Manijeh Akhavan | Nooshin Askari | Sadra Bani Asadi Serminaz Barseghian | Aylar Dastgiri | Sam Samiee | Sepide Zamani
NMAG is honored to host a group exhibition curated by Amsterdam- and Tehran-based painter Sam Samiee, who has gathered a group of fellow Iranian artists for the second time after their recent show in Tehran. In the exhibition, their works will form a painting installation where each part comments on one of the others, reflecting shared conversations, concerns and observations. Join us Wednesday, November 22rd for the exhibition opening in the presence of Sam Samiee, Aylar Dastgiri and Nooshin Askari. Prior to the exhibition opening, it is possible to attend an artist talk on Tuesday, November 21st at 11 AM.
A CAMP introduces the work of seven young Iranian painters who have influenced each other’s practices over the past decade during their time at Tehran University of the Arts, the studios of Seroj Barseghian and Pantea Rahmani and beyond. Aside from providing an introduction to their work, the exhibition stages an experiment in artistic methodology on the very basis of the mutual influences between the artists. Rather than the exhibited works and the artists themselves, it is the relationality between them which forms the fabric of the exhibition.

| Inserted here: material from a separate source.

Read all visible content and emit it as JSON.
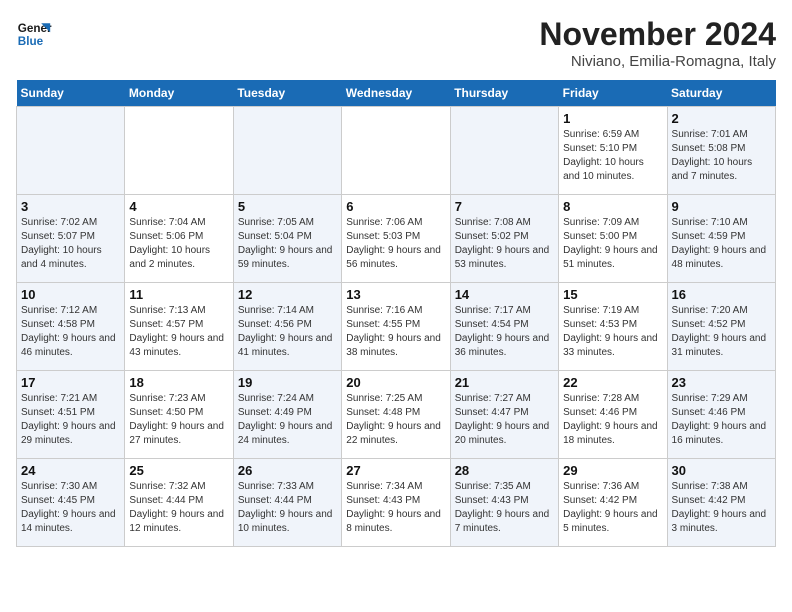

Following a Copernican worldview, the participants in A CAMP do not put themselves at the center ––as in individualist understanding––, but instead show how they are kept in their own place only by something or someone Other, acting on them like gravity, forming them to give shape and substance. The exhibition therefore does not present its participating artists as a group of separate subjects, but instead draws attention to the ways in which their own self is always already filled with echoes of each other. Thus, every artist takes a “cartographical” approach to scrutinize how their respective locations only exist in reference to other positions occupied on the same map by the other participants in the show.
The finished painting installation which constitutes the core of the exhibition results out of the overlap and juxtaposition of each of these cartographical explorations. Its final form only emerged while working through the connections between the artworks in situ, leaving the exact content and meaning of the exhibition suspended in a permanent state of becoming that never reaches a point of static being. As such, the exhibition urges those confronted with it to abandon the search for complete explanations or a pre-determined course of action to instead step into the openness of a map that extends on and on without ever fully capturing all that is.